Advocates are calling on the Governor, Legislature, and HHSC to take immediate action to ensure that eligible children are able to sign up for health coverage and remain enrolled if they are still eligible. In particular, in the weeks ahead, state leaders should:

  • Take necessary steps to immediately reduce paperwork backlogs for Medicaid and SNAP applications.
  • Ensure Texas families can reach state eligibility staff. The state can address that challenge by offering evening and weekend hours at local offices and through 2-1-1, and improving the 2-1-1 call system.
  • Support community organizations that are helping Texans enroll in Medicaid.
  • Investigate why the state has such a low rate of data-driven administrative renewals (also known as ex parte renewals) that reduce paperwork by using other databases the state has on family income and other data.

In the longer term, next year and in 2025, advocates are calling on state leaders to:

  • Increase the use of data-driven administrative “ex parte” renewals.
  • Remove unintended barriers that families face when attempting to apply or renew their coverage. Specifically, invest additional funding in upgrading the technology within the Texas Medicaid eligibility system, the 2-1-1 call system, and the state’s YourTexasBenefits website and app.
  • Invest in community partners who are helping Texans enroll in Medicaid.
  • Invest additional funding in maintaining a stable, experienced workforce of state eligibility workers.
  • Pass legislation to establish an “express lane” option to enroll currently eligible children in Medicaid, with affirmative parental consent, using other state data sources on income and other eligibility criteria.
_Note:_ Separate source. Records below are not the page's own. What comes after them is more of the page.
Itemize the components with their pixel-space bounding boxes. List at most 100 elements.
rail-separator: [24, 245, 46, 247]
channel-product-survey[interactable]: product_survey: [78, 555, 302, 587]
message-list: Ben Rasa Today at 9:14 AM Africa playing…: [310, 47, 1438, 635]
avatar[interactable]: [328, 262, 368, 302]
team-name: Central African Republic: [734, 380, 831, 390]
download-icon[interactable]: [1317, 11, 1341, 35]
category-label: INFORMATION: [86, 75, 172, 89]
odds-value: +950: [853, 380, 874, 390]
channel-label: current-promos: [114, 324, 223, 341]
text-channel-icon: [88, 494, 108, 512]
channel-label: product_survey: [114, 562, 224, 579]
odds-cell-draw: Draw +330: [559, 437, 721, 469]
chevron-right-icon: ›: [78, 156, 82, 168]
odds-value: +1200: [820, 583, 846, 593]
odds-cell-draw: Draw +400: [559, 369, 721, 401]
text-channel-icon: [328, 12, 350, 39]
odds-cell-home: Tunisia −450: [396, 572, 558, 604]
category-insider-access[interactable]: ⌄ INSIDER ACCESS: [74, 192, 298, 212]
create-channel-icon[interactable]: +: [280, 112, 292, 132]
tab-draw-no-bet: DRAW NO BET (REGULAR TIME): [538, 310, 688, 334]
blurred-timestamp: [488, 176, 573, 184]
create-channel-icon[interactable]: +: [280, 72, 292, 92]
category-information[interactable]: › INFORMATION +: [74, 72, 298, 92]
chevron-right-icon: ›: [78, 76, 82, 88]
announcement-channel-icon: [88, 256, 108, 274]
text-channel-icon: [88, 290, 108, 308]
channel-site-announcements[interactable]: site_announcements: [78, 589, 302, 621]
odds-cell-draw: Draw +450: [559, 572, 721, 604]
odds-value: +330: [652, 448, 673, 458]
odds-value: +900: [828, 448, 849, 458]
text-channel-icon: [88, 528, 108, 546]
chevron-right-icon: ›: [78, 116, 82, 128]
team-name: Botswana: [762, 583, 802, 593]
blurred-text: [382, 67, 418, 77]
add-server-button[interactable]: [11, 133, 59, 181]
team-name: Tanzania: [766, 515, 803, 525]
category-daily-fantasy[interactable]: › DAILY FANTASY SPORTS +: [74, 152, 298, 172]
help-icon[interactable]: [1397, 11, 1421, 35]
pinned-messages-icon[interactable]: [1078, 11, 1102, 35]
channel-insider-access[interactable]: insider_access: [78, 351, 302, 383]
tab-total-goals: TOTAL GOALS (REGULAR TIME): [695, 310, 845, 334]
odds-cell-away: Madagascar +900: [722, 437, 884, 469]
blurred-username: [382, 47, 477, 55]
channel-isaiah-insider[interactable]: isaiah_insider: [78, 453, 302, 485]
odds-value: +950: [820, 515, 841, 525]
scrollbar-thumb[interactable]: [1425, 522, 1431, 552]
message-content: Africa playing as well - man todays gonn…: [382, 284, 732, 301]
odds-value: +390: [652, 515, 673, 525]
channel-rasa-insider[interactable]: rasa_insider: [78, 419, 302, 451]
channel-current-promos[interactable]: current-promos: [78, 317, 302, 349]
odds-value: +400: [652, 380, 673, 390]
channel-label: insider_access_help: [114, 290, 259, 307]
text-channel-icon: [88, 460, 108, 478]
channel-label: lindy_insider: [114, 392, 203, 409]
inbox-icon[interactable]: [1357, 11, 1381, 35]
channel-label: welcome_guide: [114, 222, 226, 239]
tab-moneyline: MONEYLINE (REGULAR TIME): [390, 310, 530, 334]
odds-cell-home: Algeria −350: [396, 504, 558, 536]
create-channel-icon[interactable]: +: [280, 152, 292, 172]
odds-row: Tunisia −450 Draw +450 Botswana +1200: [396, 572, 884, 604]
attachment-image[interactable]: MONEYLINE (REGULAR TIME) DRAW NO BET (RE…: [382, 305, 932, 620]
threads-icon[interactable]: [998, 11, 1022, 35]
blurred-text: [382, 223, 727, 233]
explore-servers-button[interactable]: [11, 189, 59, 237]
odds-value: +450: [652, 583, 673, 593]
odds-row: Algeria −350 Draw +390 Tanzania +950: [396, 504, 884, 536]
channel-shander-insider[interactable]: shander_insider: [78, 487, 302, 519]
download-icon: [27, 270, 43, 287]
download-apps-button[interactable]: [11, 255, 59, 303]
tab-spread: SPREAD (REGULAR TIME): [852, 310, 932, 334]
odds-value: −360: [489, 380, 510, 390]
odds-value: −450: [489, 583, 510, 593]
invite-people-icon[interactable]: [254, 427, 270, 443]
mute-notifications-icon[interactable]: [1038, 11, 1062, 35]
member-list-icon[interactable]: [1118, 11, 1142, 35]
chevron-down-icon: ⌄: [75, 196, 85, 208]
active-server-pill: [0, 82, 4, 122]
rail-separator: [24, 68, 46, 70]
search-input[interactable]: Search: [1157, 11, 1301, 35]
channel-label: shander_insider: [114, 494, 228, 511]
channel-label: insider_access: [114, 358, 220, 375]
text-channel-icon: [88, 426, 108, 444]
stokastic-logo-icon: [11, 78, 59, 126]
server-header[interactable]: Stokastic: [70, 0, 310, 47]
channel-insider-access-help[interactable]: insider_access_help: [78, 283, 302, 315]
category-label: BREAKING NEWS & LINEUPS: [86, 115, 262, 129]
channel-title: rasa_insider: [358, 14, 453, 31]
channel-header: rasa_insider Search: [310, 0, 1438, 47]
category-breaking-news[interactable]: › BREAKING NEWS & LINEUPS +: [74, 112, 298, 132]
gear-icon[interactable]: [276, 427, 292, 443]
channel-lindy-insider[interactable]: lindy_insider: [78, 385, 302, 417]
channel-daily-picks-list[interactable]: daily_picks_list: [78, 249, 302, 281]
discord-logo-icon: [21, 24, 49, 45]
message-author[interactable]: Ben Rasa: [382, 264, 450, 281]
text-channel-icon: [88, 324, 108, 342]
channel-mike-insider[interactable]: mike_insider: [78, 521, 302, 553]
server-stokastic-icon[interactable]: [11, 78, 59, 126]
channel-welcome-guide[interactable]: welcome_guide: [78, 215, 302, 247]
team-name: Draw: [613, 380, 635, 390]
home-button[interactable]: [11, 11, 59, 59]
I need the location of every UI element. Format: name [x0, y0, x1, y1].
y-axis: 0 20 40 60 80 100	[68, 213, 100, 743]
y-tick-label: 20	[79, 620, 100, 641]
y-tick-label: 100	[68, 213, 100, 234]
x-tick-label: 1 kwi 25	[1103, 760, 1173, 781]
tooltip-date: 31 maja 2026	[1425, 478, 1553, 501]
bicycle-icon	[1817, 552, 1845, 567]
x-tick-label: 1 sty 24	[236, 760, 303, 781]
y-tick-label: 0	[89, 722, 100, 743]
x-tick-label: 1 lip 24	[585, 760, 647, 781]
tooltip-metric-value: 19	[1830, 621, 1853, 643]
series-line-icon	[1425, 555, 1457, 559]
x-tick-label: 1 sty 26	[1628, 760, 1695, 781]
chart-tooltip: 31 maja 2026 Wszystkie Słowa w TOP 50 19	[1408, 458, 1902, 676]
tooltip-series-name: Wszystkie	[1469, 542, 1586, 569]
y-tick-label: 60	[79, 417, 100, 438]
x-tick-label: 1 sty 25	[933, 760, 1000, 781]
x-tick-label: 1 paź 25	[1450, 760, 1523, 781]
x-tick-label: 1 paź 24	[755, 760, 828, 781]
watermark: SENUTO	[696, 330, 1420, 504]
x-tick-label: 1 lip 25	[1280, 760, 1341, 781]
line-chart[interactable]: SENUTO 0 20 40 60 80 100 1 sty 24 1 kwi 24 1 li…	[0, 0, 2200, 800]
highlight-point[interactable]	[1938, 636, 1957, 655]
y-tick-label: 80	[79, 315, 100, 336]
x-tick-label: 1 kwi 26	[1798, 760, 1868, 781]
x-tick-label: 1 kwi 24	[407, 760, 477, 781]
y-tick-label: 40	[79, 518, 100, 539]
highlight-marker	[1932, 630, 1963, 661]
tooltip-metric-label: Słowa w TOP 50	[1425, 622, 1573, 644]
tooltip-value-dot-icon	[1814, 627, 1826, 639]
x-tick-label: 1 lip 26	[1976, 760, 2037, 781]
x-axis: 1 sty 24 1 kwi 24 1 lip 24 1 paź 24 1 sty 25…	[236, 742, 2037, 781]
During the 2023 legislative session, the Texas House overwhelmingly passed HB 1599 by Reps. Bucy, Harless, Oliversion, Jetton, and Bonnen to establish the express lane option, but it did not pass the Senate.


The new data on Medicaid removals and delays in Texas come on the heels of a national report showing that lack of access to health insurance is a problem in many different communities across the state. The report, drawing on U.S. Census Bureau data, confirms Texas has the highest children’s uninsured rate in the nation at 10.9% in 2022, totaling 854,000 Texas kids without health insurance that year. The report reveals that numerous Texas communities have children’s uninsured rates over 10%, more than double the national rate of 5.1%, including Abilene, Beaumont, Brownsville, Dallas-Fort Worth, El Paso, Houston, Laredo, Longview, McAllen, Midland, and Waco.

Texans Care for Children, Every Texan, and Children’s Defense Fund – Texas are all members of the Cover Texas Now coalition.